By orchestrating data flow between frontier models and the EHR, actAVA ensures that recorded information is not only stored but also activated across the care team. This means documentation is consistently leveraged for task coordination, error reduction, regulatory compliance, and real-time follow-through—delivering measurable benefits in workflow and care quality.

The Hierarchy of AI Health Tech

To visualize the future of clinical AI, think of it in three layers:

  1. Frontier Model: The raw intelligence of large language models like GPT-4, Gemini, and Claude.

  2. Ambient Scribe: Specialized tools that capture and format the clinical encounter, such as Heidi Health and Abridge.

  3. Orchestration Layer (actAVA.ai): The agentic brain that manages models, enforces compliance, and turns information from the scribe and frontier models into real-time actions, improving efficiency, follow-through, and communication across the system.

In summary, operational excellence in health systems requires a strategy that integrates documentation with action through orchestration. By establishing actAVA.ai as an orchestration layer, leaders transform AI investments into better outcomes, compliance, and truly automated workflows. Effective orchestration, not documentation alone, allows health systems to fully realize the promise of both ambient and agentic AI.
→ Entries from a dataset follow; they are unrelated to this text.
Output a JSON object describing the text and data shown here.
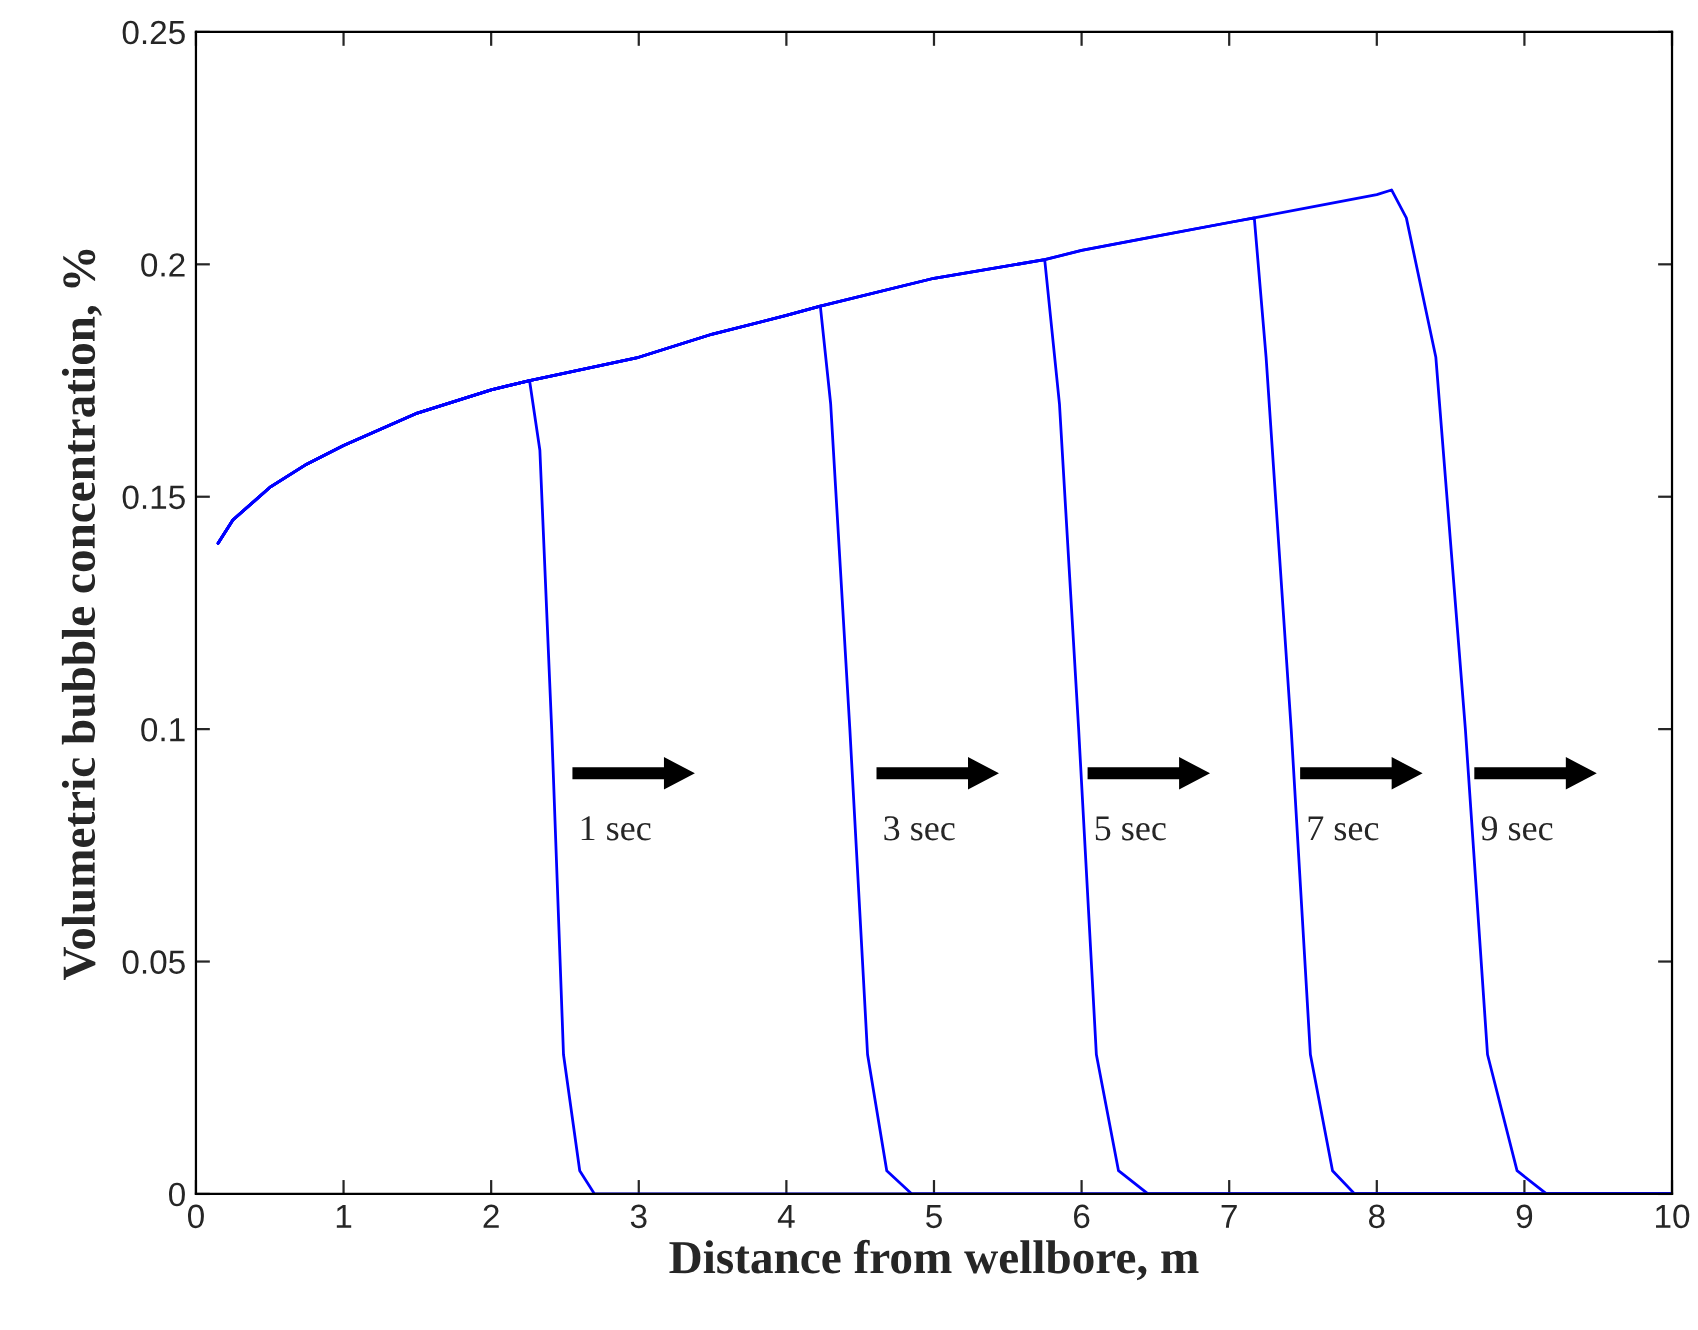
{
  "chart_data": {
    "type": "line",
    "xlabel": "Distance from wellbore, m",
    "ylabel": "Volumetric bubble concentration, %",
    "xlim": [
      0,
      10
    ],
    "ylim": [
      0,
      0.25
    ],
    "xticks": [
      0,
      1,
      2,
      3,
      4,
      5,
      6,
      7,
      8,
      9,
      10
    ],
    "yticks": [
      0,
      0.05,
      0.1,
      0.15,
      0.2,
      0.25
    ],
    "grid": false,
    "marker": "none",
    "line_style": "solid",
    "series": [
      {
        "color": "#0000ff",
        "x": [
          0.15,
          0.25,
          0.5,
          0.75,
          1,
          1.5,
          2,
          2.26,
          2.33,
          2.41,
          2.49,
          2.6,
          2.7,
          10
        ],
        "values": [
          0.14,
          0.145,
          0.152,
          0.157,
          0.161,
          0.168,
          0.173,
          0.175,
          0.16,
          0.1,
          0.03,
          0.005,
          0,
          0
        ]
      },
      {
        "color": "#0000ff",
        "x": [
          0.15,
          0.25,
          0.5,
          0.75,
          1,
          1.5,
          2,
          2.26,
          3,
          3.5,
          4,
          4.23,
          4.3,
          4.43,
          4.55,
          4.68,
          4.85,
          10
        ],
        "values": [
          0.14,
          0.145,
          0.152,
          0.157,
          0.161,
          0.168,
          0.173,
          0.175,
          0.18,
          0.185,
          0.189,
          0.191,
          0.17,
          0.1,
          0.03,
          0.005,
          0,
          0
        ]
      },
      {
        "color": "#0000ff",
        "x": [
          0.15,
          0.25,
          0.5,
          0.75,
          1,
          1.5,
          2,
          2.26,
          3,
          3.5,
          4,
          4.23,
          5,
          5.75,
          5.85,
          5.98,
          6.1,
          6.25,
          6.45,
          10
        ],
        "values": [
          0.14,
          0.145,
          0.152,
          0.157,
          0.161,
          0.168,
          0.173,
          0.175,
          0.18,
          0.185,
          0.189,
          0.191,
          0.197,
          0.201,
          0.17,
          0.1,
          0.03,
          0.005,
          0,
          0
        ]
      },
      {
        "color": "#0000ff",
        "x": [
          0.15,
          0.25,
          0.5,
          0.75,
          1,
          1.5,
          2,
          2.26,
          3,
          3.5,
          4,
          4.23,
          5,
          5.75,
          6,
          6.5,
          7,
          7.17,
          7.25,
          7.42,
          7.55,
          7.7,
          7.85,
          10
        ],
        "values": [
          0.14,
          0.145,
          0.152,
          0.157,
          0.161,
          0.168,
          0.173,
          0.175,
          0.18,
          0.185,
          0.189,
          0.191,
          0.197,
          0.201,
          0.203,
          0.206,
          0.209,
          0.21,
          0.18,
          0.1,
          0.03,
          0.005,
          0,
          0
        ]
      },
      {
        "color": "#0000ff",
        "x": [
          0.15,
          0.25,
          0.5,
          0.75,
          1,
          1.5,
          2,
          2.26,
          3,
          3.5,
          4,
          4.23,
          5,
          5.75,
          6,
          6.5,
          7,
          7.17,
          7.5,
          8,
          8.1,
          8.2,
          8.4,
          8.6,
          8.75,
          8.95,
          9.15,
          10
        ],
        "values": [
          0.14,
          0.145,
          0.152,
          0.157,
          0.161,
          0.168,
          0.173,
          0.175,
          0.18,
          0.185,
          0.189,
          0.191,
          0.197,
          0.201,
          0.203,
          0.206,
          0.209,
          0.21,
          0.212,
          0.215,
          0.216,
          0.21,
          0.18,
          0.1,
          0.03,
          0.005,
          0,
          0
        ]
      }
    ],
    "annotations": [
      "1 sec",
      "3 sec",
      "5 sec",
      "7 sec",
      "9 sec"
    ]
  }
}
The scribe captures the story. actAVA.ai executes the work.

Ambient Scribe Success Stories

  • Beth Israel Lahey Health (BILH): During a six-month rollout, 1,000 clinicians across 47 specialties were offered access to Heidi’s AI scribe, with adoption driven largely by physician advocacy and word of mouth.

  • Mass General Brigham: After a pilot program, over 2,500 physicians (including 90% of primary care providers) adopted the technology, reducing daily documentation time from 90 minutes to under 30 minutes.

  • The Permanente Medical Group: Physicians saved a combined 16,000 hours in documentation time, with 84% reporting a positive effect on patient communication.

  • Northwestern Medicine: Achieved a 112% return on investment, with clinicians saving 7 minutes per encounter and adding 5 additional appointments per clinic day.

  • UChicago Medicine: Over 800 clinicians use the technology, reporting a drop in burnout from 52% to 39% and a decrease in cognitive load.

  • Houston Methodist: In the emergency department, 90% of clinicians using the tool said they could not imagine working without it.